Well, I liked Metropolitan (1990) fine but I gave a pretty thumbs-down
notice to Barcelona (1994), and when we've talked, Stillman has politely
suggested that I missed the point, that maybe I need to see that one again. But
the important thing is that I'm a true-blue booster for The Last Days of
Disco (1998), his most recent feature, so we've grown chummy at various
festivals. And now our friendship is sealed because Stillman knows how much I
genuinely love the novel he's just published through Farrar, Straus and Giroux:
The Last Days of Disco -- With Cocktails at Petrossian
Afterwards, which transfers to the page his delightful movie.
Actually, it's a faux novelization. The conceit of the book is that
Jimmy Steinway, the young-and-failed ad-man from the picture, has been hired by
Castle Rock Entertainment to write a novelization of the film story in which he
appeared. He's the appropriate character to be offered the writing assignment
because he was at the epicenter of the movie's several stories and crucial
moments: trying to sneak business clients into the disco, and being backstage
there as witness for the drugs and money laundering; falling head-over-heels
for lovely Alice (Chloë Sevigny) but becoming involved with bitchy
Charlotte (Kate Beckinsale).
So Jimmy tells the Last Days of Disco story again, reiterating in print
the plot and dialogue the way a faithful-to-the-source "novelizationist" is
supposed to but filling in cracks in some scenes, expanding many others with
rich, nuggety writing and philosophic rumination, supplying a telling foreword
and also a smashing, moving epilogue that brings the early-'80s Disco
ensemble to the end of the '90s. Jimmy's got the story down, but credit the
true-life creator of the novel of The Last Days, Stillman, whose
beguiling book not only evokes J.D. Salinger but at times suggests -- the prose
is that refined! -- that a discovered F. Scott Fitzgerald manuscript has landed
miraculously in your lap.
"The humor is like the 1920s, the New Yorker when it was funny,"
Stillman explained of his book when I brought him here recently to speak at
Boston University.

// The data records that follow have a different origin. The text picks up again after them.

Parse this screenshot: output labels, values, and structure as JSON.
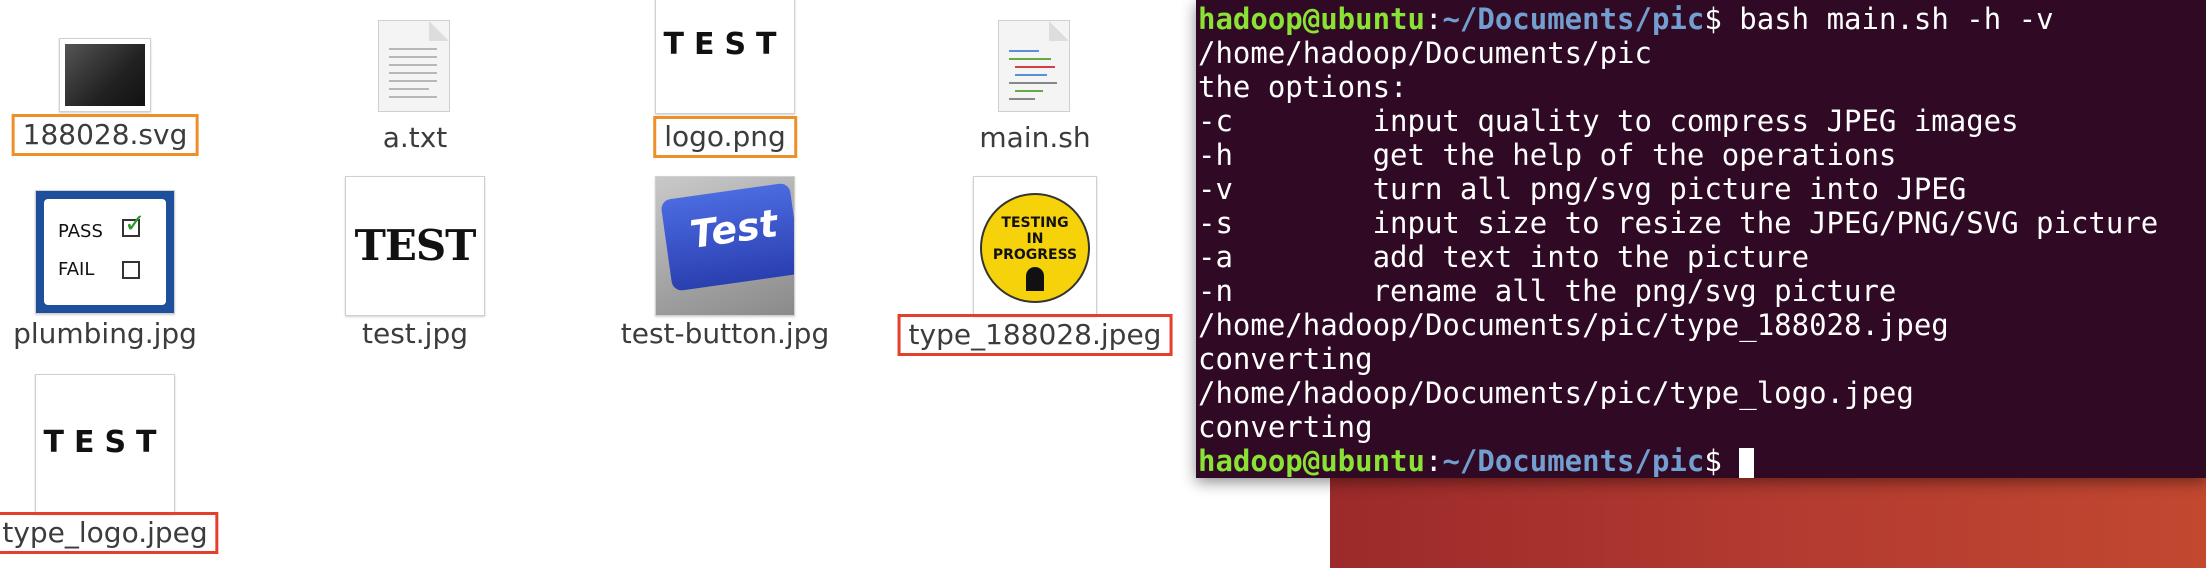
{
  "files": [
    {
      "name": "188028.svg",
      "highlight": "orange"
    },
    {
      "name": "a.txt",
      "highlight": ""
    },
    {
      "name": "logo.png",
      "highlight": "orange"
    },
    {
      "name": "main.sh",
      "highlight": ""
    },
    {
      "name": "plumbing.jpg",
      "highlight": ""
    },
    {
      "name": "test.jpg",
      "highlight": ""
    },
    {
      "name": "test-button.jpg",
      "highlight": ""
    },
    {
      "name": "type_188028.jpeg",
      "highlight": "red"
    },
    {
      "name": "type_logo.jpeg",
      "highlight": "red"
    }
  ],
  "thumb_text": {
    "logo": "TEST",
    "test_jpg": "TEST",
    "test_button": "Test",
    "testing_line1": "TESTING",
    "testing_line2": "IN",
    "testing_line3": "PROGRESS",
    "pass": "PASS",
    "fail": "FAIL",
    "type_logo": "TEST"
  },
  "terminal": {
    "prompt_user": "hadoop@ubuntu",
    "prompt_sep": ":",
    "prompt_path": "~/Documents/pic",
    "prompt_dollar": "$ ",
    "command": "bash main.sh -h -v",
    "output": [
      "/home/hadoop/Documents/pic",
      "the options:",
      "-c        input quality to compress JPEG images",
      "-h        get the help of the operations",
      "-v        turn all png/svg picture into JPEG",
      "-s        input size to resize the JPEG/PNG/SVG picture",
      "-a        add text into the picture",
      "-n        rename all the png/svg picture",
      "/home/hadoop/Documents/pic/type_188028.jpeg",
      "converting",
      "/home/hadoop/Documents/pic/type_logo.jpeg",
      "converting"
    ]
  },
  "colors": {
    "terminal_bg": "#300a24",
    "prompt_user": "#8ae234",
    "prompt_path": "#729fcf",
    "highlight_orange": "#ee8f2a",
    "highlight_red": "#e2402a"
  }
}
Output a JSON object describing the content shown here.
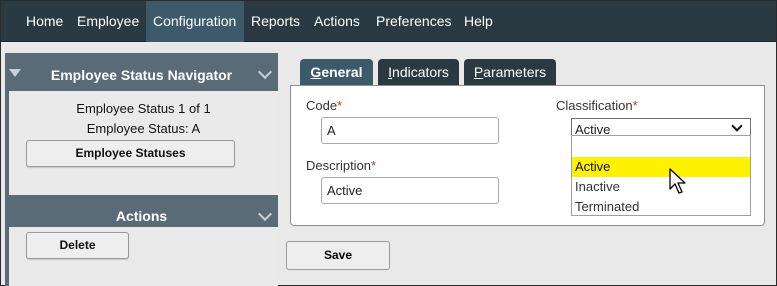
{
  "menu": {
    "items": [
      {
        "label": "Home"
      },
      {
        "label": "Employee"
      },
      {
        "label": "Configuration"
      },
      {
        "label": "Reports"
      },
      {
        "label": "Actions"
      },
      {
        "label": "Preferences"
      },
      {
        "label": "Help"
      }
    ],
    "active_index": 2
  },
  "navigator": {
    "title": "Employee Status Navigator",
    "status_count": "Employee Status 1 of 1",
    "status_current": "Employee Status: A",
    "button_label": "Employee Statuses",
    "collapse_icon": "chevron-down-icon",
    "expand_icon": "triangle-down-icon"
  },
  "actions_panel": {
    "title": "Actions",
    "delete_label": "Delete",
    "collapse_icon": "chevron-down-icon"
  },
  "tabs": [
    {
      "underlined": "G",
      "rest": "eneral"
    },
    {
      "underlined": "I",
      "rest": "ndicators"
    },
    {
      "underlined": "P",
      "rest": "arameters"
    }
  ],
  "active_tab": 0,
  "form": {
    "code_label": "Code",
    "code_value": "A",
    "description_label": "Description",
    "description_value": "Active",
    "classification_label": "Classification",
    "classification_value": "Active",
    "required_marker": "*",
    "classification_options": [
      "Active",
      "Inactive",
      "Terminated"
    ],
    "highlighted_option": 0
  },
  "save_label": "Save",
  "colors": {
    "menubar": "#2b3942",
    "menu_active": "#3d5a6b",
    "sidebar": "#5a6b78",
    "highlight": "#fff200",
    "required": "#c0392b"
  },
  "cursor_icon": "mouse-pointer-icon"
}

He was thinking of such forgotten writers as Wolcott Gibbs,
"though I've gotten a rap as a wanna-be Fitzgerald, trying to do Fitzgerald in
the '80s with some jokes.
"Jimmy stepped forward pretty early as to who would be the narrator. Some
people think he disappears a bit in the movie, but those who read my screenplay
felt he was `the glue.' He's an unreliable narrator, but not that unreliable.
Actually, my model was a classic 1930s Boston novel, John P. Marquand's The
Late George Apley, which purports to being a privately printed memoir by
Apley's somewhat dimwitted and terribly proper best friend. Like this friend,
Jimmy is a somewhat awkward first-time writer. At a certain point, I cheated a
bit and made Jimmy's prose less awkward than it should have been.
"I've never read a real novelization. If I've already seen the movie, why would
the novelization add anything, if it's by a hired writer doing a paste-up job?
My challenge was to make my book an actual novel that pretends to be a
novelization. Practically every word spoken in the movie is in the book, but
sometimes in different places. Jimmy covers the movie's scenes, but he also
takes it his way. Hopefully, there's so much, much more."
What's Stillman doing lately, besides penning his brilliant novel? He's been
commuting between Paris -- a wife and two daughters -- and a New York office
where, among journalistic dabblings, he's had fun providing gossip for the
New York Post's famous Page 6. His long-planned screen bio of the
American Revolution's Francis Marion, the "Swamp Fox," fell through, pre-empted
by The Patriot. Potential film projects include an adaptation of Red
Azalea, Anchee Min's chilling saga of China's Cultural Revolution.
RIP: JEAN PETERS, at 73, from leukemia, one among a host of sexy,
brooding Hollywood-contract brunettes in the late 1940s. Note the similarity of
their screen names: Jane Russell, Gene Tierney, Jennifer Jones, Jeanne Crain,
Jean Simmons. Howard Hughes savored such dark-haired beauties, discovering Jane
Russell, marrying Terry Moore, then marrying Peters in 1957 (they divorced in
1970). He got her to quit movies after 19 films, including starring opposite
Tyrone Power in The Captain from Castile (1947), Marlon Brando in
Viva Zapata! (1952), and Burt Lancaster in Apache (1954).